The lossless compression in the PSD case is the standard method, which is fast but not super-efficient in terms of space savings. Adobe's docs only claim about ⅓ savings, whereas an algorithm like PNG can shave ½ or more off the size of a file, at the cost of some additional compression and decompression time.
There are similar compression methods available for TIFF — LZW and Zip — but for historical reasons, a lot of programs that read TIFFs only support uncompressed TIFFs. Consequently, many programs that write TIFFs don't even offer the option to compress TIFF output. This is what's going on with C4D in this case.
(Others, like Photoshop, include TIFF compression but turn it off by default, for the same reason.)
The actual image content of the resulting rendered frames should be the same in both cases, even when you're doing something tricky like multi-pass renders with all the layers and alpha channels for each frame set to go to layers in a single file, rather than separate files for each pass. C4D can use either TIFF or PSD for this purpose.
I would choose TIFF over PSD purely based on file format support in the app I was going to open the frames in after rendering. If that "next" app is Photoshop or After Effects, by all means, use PSD. If your app of choice won't read a layered PSD but will read a layered TIFF, C4D makes that option available to you. Or, you might choose instead to go the traditional route, and render each pass to a separate file, then use a compositor to assemble the passes into finished frames.
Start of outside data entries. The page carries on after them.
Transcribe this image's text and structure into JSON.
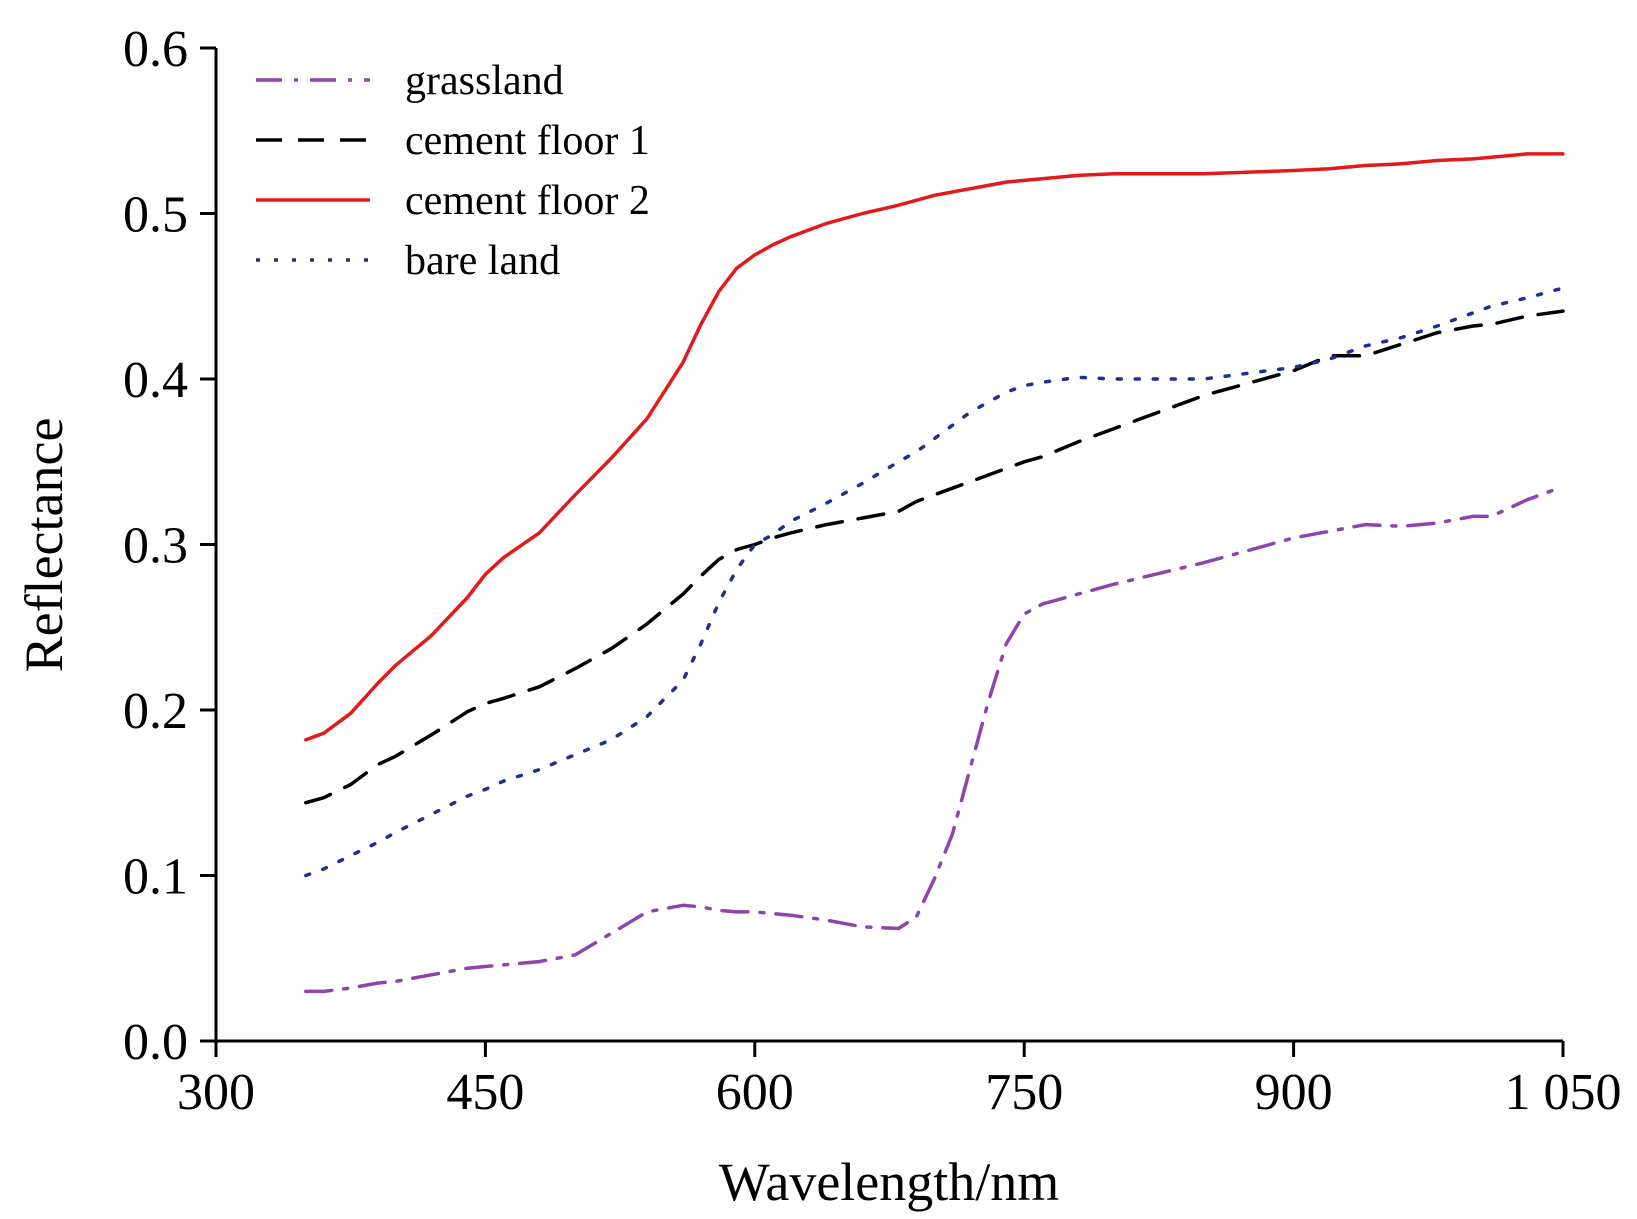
{
  "chart_data": {
    "type": "line",
    "title": "",
    "xlabel": "Wavelength/nm",
    "ylabel": "Reflectance",
    "xlim": [
      300,
      1050
    ],
    "ylim": [
      0.0,
      0.6
    ],
    "xticks": [
      300,
      450,
      600,
      750,
      900,
      1050
    ],
    "xtick_labels": [
      "300",
      "450",
      "600",
      "750",
      "900",
      "1 050"
    ],
    "yticks": [
      0.0,
      0.1,
      0.2,
      0.3,
      0.4,
      0.5,
      0.6
    ],
    "ytick_labels": [
      "0.0",
      "0.1",
      "0.2",
      "0.3",
      "0.4",
      "0.5",
      "0.6"
    ],
    "grid": false,
    "legend_position": "top-left",
    "x": [
      350,
      360,
      375,
      390,
      400,
      420,
      440,
      450,
      460,
      480,
      500,
      520,
      540,
      560,
      570,
      580,
      590,
      600,
      610,
      620,
      640,
      660,
      680,
      690,
      700,
      710,
      720,
      730,
      740,
      750,
      760,
      780,
      800,
      850,
      900,
      920,
      940,
      960,
      980,
      1000,
      1010,
      1030,
      1050
    ],
    "series": [
      {
        "name": "grassland",
        "color": "#8e44ad",
        "dash": "dashdot",
        "values": [
          0.03,
          0.03,
          0.032,
          0.035,
          0.036,
          0.04,
          0.044,
          0.045,
          0.046,
          0.048,
          0.052,
          0.065,
          0.078,
          0.082,
          0.081,
          0.079,
          0.078,
          0.078,
          0.077,
          0.076,
          0.073,
          0.069,
          0.068,
          0.075,
          0.098,
          0.125,
          0.165,
          0.205,
          0.24,
          0.258,
          0.264,
          0.27,
          0.276,
          0.289,
          0.304,
          0.308,
          0.312,
          0.311,
          0.313,
          0.317,
          0.317,
          0.327,
          0.335
        ]
      },
      {
        "name": "cement floor 1",
        "color": "#000000",
        "dash": "dash",
        "values": [
          0.144,
          0.147,
          0.155,
          0.167,
          0.172,
          0.185,
          0.199,
          0.204,
          0.207,
          0.214,
          0.225,
          0.237,
          0.252,
          0.27,
          0.281,
          0.291,
          0.297,
          0.3,
          0.304,
          0.307,
          0.312,
          0.316,
          0.32,
          0.326,
          0.33,
          0.334,
          0.338,
          0.342,
          0.346,
          0.35,
          0.353,
          0.362,
          0.37,
          0.39,
          0.405,
          0.414,
          0.414,
          0.421,
          0.428,
          0.432,
          0.433,
          0.438,
          0.441
        ]
      },
      {
        "name": "cement floor 2",
        "color": "#e31a1c",
        "dash": "solid",
        "values": [
          0.182,
          0.186,
          0.198,
          0.216,
          0.227,
          0.245,
          0.268,
          0.282,
          0.292,
          0.307,
          0.33,
          0.352,
          0.376,
          0.41,
          0.433,
          0.453,
          0.467,
          0.475,
          0.481,
          0.486,
          0.494,
          0.5,
          0.505,
          0.508,
          0.511,
          0.513,
          0.515,
          0.517,
          0.519,
          0.52,
          0.521,
          0.523,
          0.524,
          0.524,
          0.526,
          0.527,
          0.529,
          0.53,
          0.532,
          0.533,
          0.534,
          0.536,
          0.536
        ]
      },
      {
        "name": "bare land",
        "color": "#1f2f8f",
        "dash": "dot",
        "values": [
          0.1,
          0.104,
          0.112,
          0.12,
          0.126,
          0.137,
          0.148,
          0.152,
          0.157,
          0.164,
          0.173,
          0.182,
          0.196,
          0.218,
          0.24,
          0.265,
          0.285,
          0.3,
          0.306,
          0.314,
          0.325,
          0.337,
          0.35,
          0.356,
          0.364,
          0.372,
          0.38,
          0.386,
          0.392,
          0.396,
          0.398,
          0.401,
          0.4,
          0.4,
          0.407,
          0.412,
          0.42,
          0.425,
          0.432,
          0.44,
          0.444,
          0.449,
          0.455
        ]
      }
    ]
  }
}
Adobe has been the custodian of the TIFF format ever since they bought Aldus, many years ago. They have since extended TIFF so that it supports many things you might think of as PSD-only, such as layers. So, even though C4D supports more PSD file format features than most other non-Adobe programs, it also does the same for TIFF.
If you aren't doing tricky things like multi-pass renders or separate compositing passes, you might want to think about using something like PNG for your rendered frames. If you can live with PNG's limitations as compared to TIFF — or PSD for that matter — it will save a considerable amount of disk space with no quality loss over PSD.